O gerente de Projetos ESG do Grupo Malwee afirma que essa análise é importante porque, de acordo com as regras para definição de metas do SBTi, as empresas que possuem mais de 40% de suas emissões provenientes do escopo 3 devem estabelecer metas de redução considerando pelo menos 2/3 das emissões desse escopo. A meta do escopo 3 abrange a categoria 1 da metodologia GHG, que inclui produtos e serviços adquiridos, responsáveis por mais de 67% das emissões do escopo 3. Isso engloba matérias-primas diretas, serviços diretos, como costura terceirizada, e materiais de consumo indireto e outros itens adquiridos.
“Dada a complexidade do tema e a incerteza dos métodos, há muito trabalho a ser feito em termos de base. Nas estratégias estabelecidas para reduzir as emissões do escopo 3, definimos como próximos passos: desenvolver um plano de ação considerando as melhores tecnologias disponíveis no mercado internacional para processos têxteis; listar as tecnologias de produtos químicos com menor impacto para a indústria têxtil; estudar os impactos de produzir internamente versus terceirizar os processos; realizar um estudo avançado sobre as emissões de gases de efeito estufa, utilizando a abordagem de Avaliação do Ciclo de Vida, da cadeia de valor do algodão no Brasil, comparando algodão convencional, BCI, reciclado e orgânico; estabelecer políticas internas e projetos que priorizem matérias-primas de menor impacto; e promover a inovação na busca de alternativas para os fios convencionais.”
RENNER
A Lojas Renner S.A. tem uma estratégia de sustentabilidade sólida e ampla, buscando ser agente de transformação no setor varejista. Nesse sentido, a empresa possui estratégias de gestão dedicadas ao monitoramento e ao desenvolvimento socioambiental da sua rede de fornecimento, visando diminuir o impacto ambiental e melhorar seu desempenho.
Desde 2016, a Renner compensa 100% dos gases de efeito estufa (GEE) emitidos em suas operações por meio do investimento na restauração de mais de 186 mil hectares de florestas, mas destaca que seu objetivo é fazer a transição para a descarbonização dos negócios da Lojas Renner S.A. com métricas baseadas na ciência, a fim de criar as condições de levá-la à neutralidade climática (Net Zero) em 2050 e, para isso, o uso de energia limpa é imprescindível.
Atualmente, 100% do consumo corporativo de energia da Lojas Renner S.A. (lojas, centros de distribuição e sede administrativa) já é proveniente de fontes renováveis de baixo impacto, o que inclui energia solar, eólica e originada de pequenas centrais hidrelétricas.
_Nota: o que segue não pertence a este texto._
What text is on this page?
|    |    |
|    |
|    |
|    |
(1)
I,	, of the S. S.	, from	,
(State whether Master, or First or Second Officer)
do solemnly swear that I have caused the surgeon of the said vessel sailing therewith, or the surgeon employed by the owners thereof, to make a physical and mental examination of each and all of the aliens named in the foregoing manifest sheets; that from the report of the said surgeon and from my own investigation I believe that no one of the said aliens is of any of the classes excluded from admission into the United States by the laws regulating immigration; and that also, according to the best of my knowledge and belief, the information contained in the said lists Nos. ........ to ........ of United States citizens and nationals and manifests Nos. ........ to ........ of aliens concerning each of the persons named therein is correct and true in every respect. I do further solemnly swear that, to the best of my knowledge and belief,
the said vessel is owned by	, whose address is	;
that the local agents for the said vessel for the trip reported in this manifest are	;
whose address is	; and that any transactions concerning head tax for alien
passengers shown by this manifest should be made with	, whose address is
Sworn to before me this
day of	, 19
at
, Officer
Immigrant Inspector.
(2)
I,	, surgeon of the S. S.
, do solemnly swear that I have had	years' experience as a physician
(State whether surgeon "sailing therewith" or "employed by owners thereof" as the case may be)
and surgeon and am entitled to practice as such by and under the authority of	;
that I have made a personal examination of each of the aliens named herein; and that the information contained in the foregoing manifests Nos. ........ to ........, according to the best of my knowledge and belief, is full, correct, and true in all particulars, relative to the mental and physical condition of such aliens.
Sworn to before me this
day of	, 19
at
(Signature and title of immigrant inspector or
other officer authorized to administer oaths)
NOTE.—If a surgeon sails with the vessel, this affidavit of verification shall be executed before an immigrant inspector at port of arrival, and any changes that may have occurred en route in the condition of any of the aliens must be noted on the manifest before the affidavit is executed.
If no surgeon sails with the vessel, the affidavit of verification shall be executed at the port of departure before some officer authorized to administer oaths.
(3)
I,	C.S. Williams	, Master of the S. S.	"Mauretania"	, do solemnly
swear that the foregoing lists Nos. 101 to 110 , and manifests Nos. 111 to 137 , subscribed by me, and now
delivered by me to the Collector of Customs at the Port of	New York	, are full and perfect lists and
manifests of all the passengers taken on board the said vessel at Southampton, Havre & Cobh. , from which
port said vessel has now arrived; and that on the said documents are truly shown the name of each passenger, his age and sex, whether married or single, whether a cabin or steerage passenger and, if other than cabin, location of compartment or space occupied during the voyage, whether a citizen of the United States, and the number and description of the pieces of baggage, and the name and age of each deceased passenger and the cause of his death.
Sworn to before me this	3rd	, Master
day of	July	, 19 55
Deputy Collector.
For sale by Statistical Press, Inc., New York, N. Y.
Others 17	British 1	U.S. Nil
A companhia não tem
fábrica própria e conta com uma rede de fornecimento responsável da Enel, com quem firmou em 2021 contrato para compra de energia eólica que, hoje, abastece 100% da demanda de 170 lojas e de seu novo Centro de Distribuição.
RIACHUELO
A produção da Riachuelo conta hoje com 100% do uso de energia renovável, o que faz parte da sua estratégia de redução das emissões de gases de efeito estufa. Valesca Magalhães, diretora de Sustentabilidade e Comunicação Interna da Riachuelo, conta que estão estudando na empresa outras formas de implementação de energia limpa, reforçando seu compromisso com o meio ambiente de não apenas reduzir as emissões dos gases, mas também de regenerar os ecossistemas.
“No ano passado firmamos uma parceria com a Saving the Amazon, que trabalha no diálogo, divulgação de informações e participação ativa para empoderar as pessoas no combate à crise climática, possibilitando o plantio de mais de 10 mil árvores na grande reserva indígena de Tukuna Umariaçu, cumprindo a captura de carbono e impactando na redução de emissão de gases de efeito estufa, principalmente o dióxido de carbono. Outra importante iniciativa pela causa foi a parceria com a iniciativa global Take Care with Peanuts, que aborda temas de conscientização para a preservação do meio ambiente em tirinhas e frases dos personagens do Snoopy, e atua em conjunto com a Fundação SOS Mata Atlântica, que pretende, em até cinco anos, plantar 75 mil árvores; 10% desse total será alcançado com nosso apoio”, conta Valesca.
Para a diretora de Sustentabilidade da Riachuelo, a adoção de matrizes de energia limpa e renovável deve ser uma prática a dominar a indústria daqui em diante, o que também ajuda na redução de emissão de GEE.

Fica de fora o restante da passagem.